そうして、解ったような気になるから、救われている。
仏教とは、その程度の救いである。
作者不明の、誰が、どのような意図で書いたのか、全く解らない膨大な仏典に、命懸けで、信仰する様は、哀れを通り越し、愚かを通り越し、笑う。
仏陀の声を聞いたこともない者が、仏陀は言うと書くから、笑う。
あれは、皆、創作であること、誰も言わないから、笑う。
それで、金になるから、学者も言わない。勿論、僧侶も言わない。
嘘ですと、言えば、金にならない。
仏教学研究と言うが、研究するものなどない。
すべて、創作であり、妄想である。
それを、宝のように扱う者、多数。
古ければいいというものではない。
暇に任せて、何やら、書き付けたものも、経典として、成り立つという驚き。これを、仰天するという。
兎に角、万葉後期になると、いきなり、低迷してゆくから、頭を傾げる。
無常観が、後の日本の精神に、曇りを与え、いたずらに、人心を惑わせるのである。
わが命も 常にあらむか 昔見し 象の小川を 行きて見むため
私の命が、いついつまでもあったらと願わすにはいられない。
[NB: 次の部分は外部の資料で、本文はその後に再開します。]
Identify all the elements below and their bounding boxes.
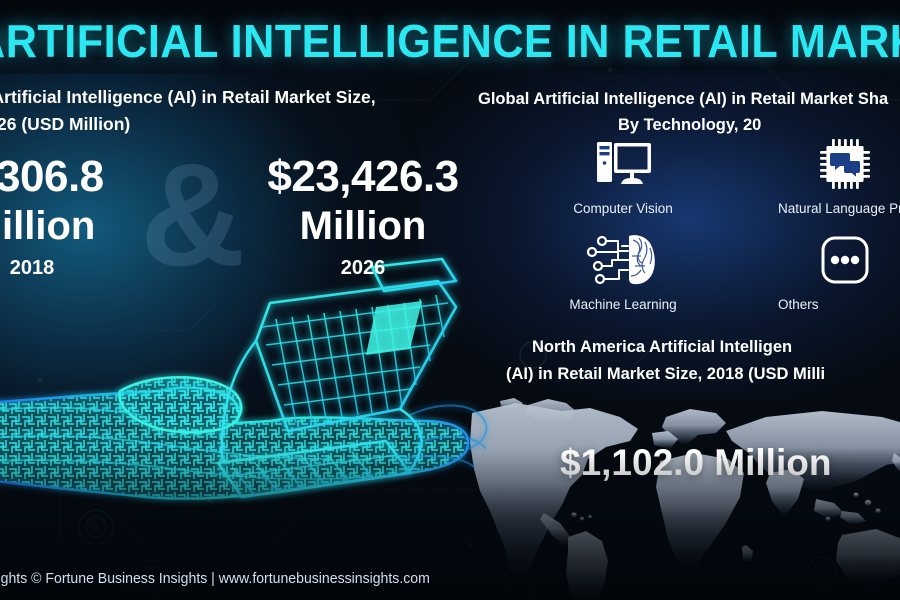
market-size-2018: 2,306.8 Million 2018 — [0, 152, 182, 282]
microchip-speech-icon — [740, 134, 900, 194]
market-size-2026-unit: Million — [213, 202, 513, 250]
technology-label-others: Others — [740, 296, 900, 314]
page-title: ARTIFICIAL INTELLIGENCE IN RETAIL MARKE — [0, 14, 876, 68]
market-size-2026-year: 2026 — [213, 254, 513, 282]
ellipsis-box-icon — [740, 230, 900, 290]
technology-item-natural-language-processing: Natural Language Proces — [740, 134, 900, 218]
market-size-2026-value: $23,426.3 — [213, 152, 513, 202]
technology-label-natural-language-processing: Natural Language Proces — [740, 200, 900, 218]
market-size-2018-year: 2018 — [0, 254, 182, 282]
right-panel-heading: Global Artificial Intelligence (AI) in R… — [420, 86, 900, 138]
market-size-2026: $23,426.3 Million 2026 — [213, 152, 513, 282]
circuit-brain-icon — [518, 230, 728, 290]
north-america-heading-line-2: (AI) in Retail Market Size, 2018 (USD Mi… — [430, 361, 900, 388]
left-heading-line-1: bal Artificial Intelligence (AI) in Reta… — [0, 84, 402, 111]
north-america-heading-line-1: North America Artificial Intelligen — [430, 334, 900, 361]
copyright-footer: pyrights © Fortune Business Insights | w… — [0, 569, 851, 589]
technology-segment-grid: Computer Vision — [500, 134, 900, 314]
infographic-canvas: %% — [0, 0, 900, 600]
north-america-heading: North America Artificial Intelligen (AI)… — [430, 334, 900, 388]
technology-label-computer-vision: Computer Vision — [518, 200, 728, 218]
market-size-2018-unit: Million — [0, 202, 182, 250]
market-size-2018-value: 2,306.8 — [0, 152, 182, 202]
technology-item-computer-vision: Computer Vision — [518, 134, 728, 218]
technology-label-machine-learning: Machine Learning — [518, 296, 728, 314]
technology-item-others: Others — [740, 230, 900, 314]
right-heading-line-1: Global Artificial Intelligence (AI) in R… — [420, 86, 900, 112]
desktop-computer-icon — [518, 134, 728, 194]
technology-item-machine-learning: Machine Learning — [518, 230, 728, 314]
left-panel-heading: bal Artificial Intelligence (AI) in Reta… — [0, 84, 402, 138]
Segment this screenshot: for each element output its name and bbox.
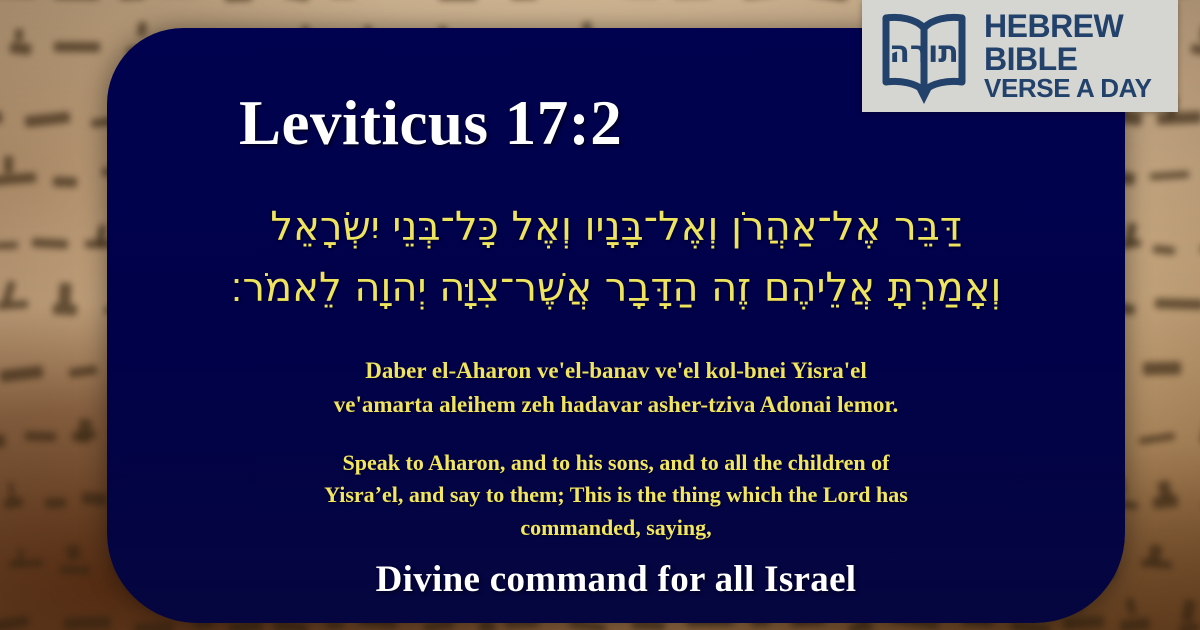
- verse-card: Leviticus 17:2 דַּבֵּר אֶל־אַהֲרֹן וְאֶל…: [107, 28, 1125, 623]
- verse-graphic: Leviticus 17:2 דַּבֵּר אֶל־אַהֲרֹן וְאֶל…: [0, 0, 1200, 630]
- verse-caption: Divine command for all Israel: [376, 558, 857, 601]
- brand-logo: תורה HEBREW BIBLE VERSE A DAY: [862, 0, 1178, 112]
- transliteration-line-1: Daber el-Aharon ve'el-banav ve'el kol-bn…: [200, 354, 1032, 387]
- torah-word: תורה: [889, 35, 958, 70]
- translation-line-3: commanded, saying,: [238, 512, 995, 544]
- transliteration-text: Daber el-Aharon ve'el-banav ve'el kol-bn…: [200, 354, 1032, 421]
- translation-line-1: Speak to Aharon, and to his sons, and to…: [238, 447, 995, 479]
- transliteration-line-2: ve'amarta aleihem zeh hadavar asher-tziv…: [200, 388, 1032, 421]
- hebrew-verse-text: דַּבֵּר אֶל־אַהֲרֹן וְאֶל־בָּנָיו וְאֶל …: [143, 197, 1089, 319]
- page-title: Leviticus 17:2: [239, 90, 622, 157]
- brand-line-3: VERSE A DAY: [984, 75, 1152, 102]
- brand-line-1: HEBREW: [984, 10, 1152, 43]
- hebrew-line-1: דַּבֵּר אֶל־אַהֲרֹן וְאֶל־בָּנָיו וְאֶל …: [143, 197, 1089, 258]
- open-book-icon: תורה: [872, 8, 976, 104]
- brand-line-2: BIBLE: [984, 43, 1152, 76]
- english-translation-text: Speak to Aharon, and to his sons, and to…: [238, 447, 995, 544]
- verse-card-content: Leviticus 17:2 דַּבֵּר אֶל־אַהֲרֹן וְאֶל…: [107, 28, 1125, 623]
- translation-line-2: Yisraʼel, and say to them; This is the t…: [238, 479, 995, 511]
- hebrew-line-2: וְאָמַרְתָּ אֲלֵיהֶם זֶה הַדָּבָר אֲשֶׁר…: [143, 258, 1089, 319]
- brand-name: HEBREW BIBLE VERSE A DAY: [984, 10, 1152, 102]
昔見た、象の小川を、もう一度見たいものだ。
どうであろうか、この衰弱を。
老人の寝ぼけた、戯言のような、歌である。
勿論、私は、否定しない。
それも、ありだろう。
だが、初期万葉の、清冽とした、生命感覚は、見出せないのである。
実際、仏教の無常観は、抑鬱神経症のような症状を起こした。
以後、無常観といえば、皆々、抑鬱神経症という、病に近いのである。
コメント (1)
手元の小さな辞書で引いてみると、「無常」とは「一定しないこと・常でないこと・儚いこと」とあります。だからこそ仏陀は極端な苦行も極端な享楽も排すべきものとして退け、中庸の徳を説きました。ただでさえ儚く常ならぬ人生において、極端で生産的(資本主義で言う『生産』とは必ずしも一致しない)でない生活態度を取ることは、時間と寿命の浪費に他ならないからです。その辺の理屈を、平安貴族は知らなかったのでしょうか? 知っていて黙殺していたのでしょうか? 天山先生のお説に従えば、「知らなかった」ということになるのでしょう。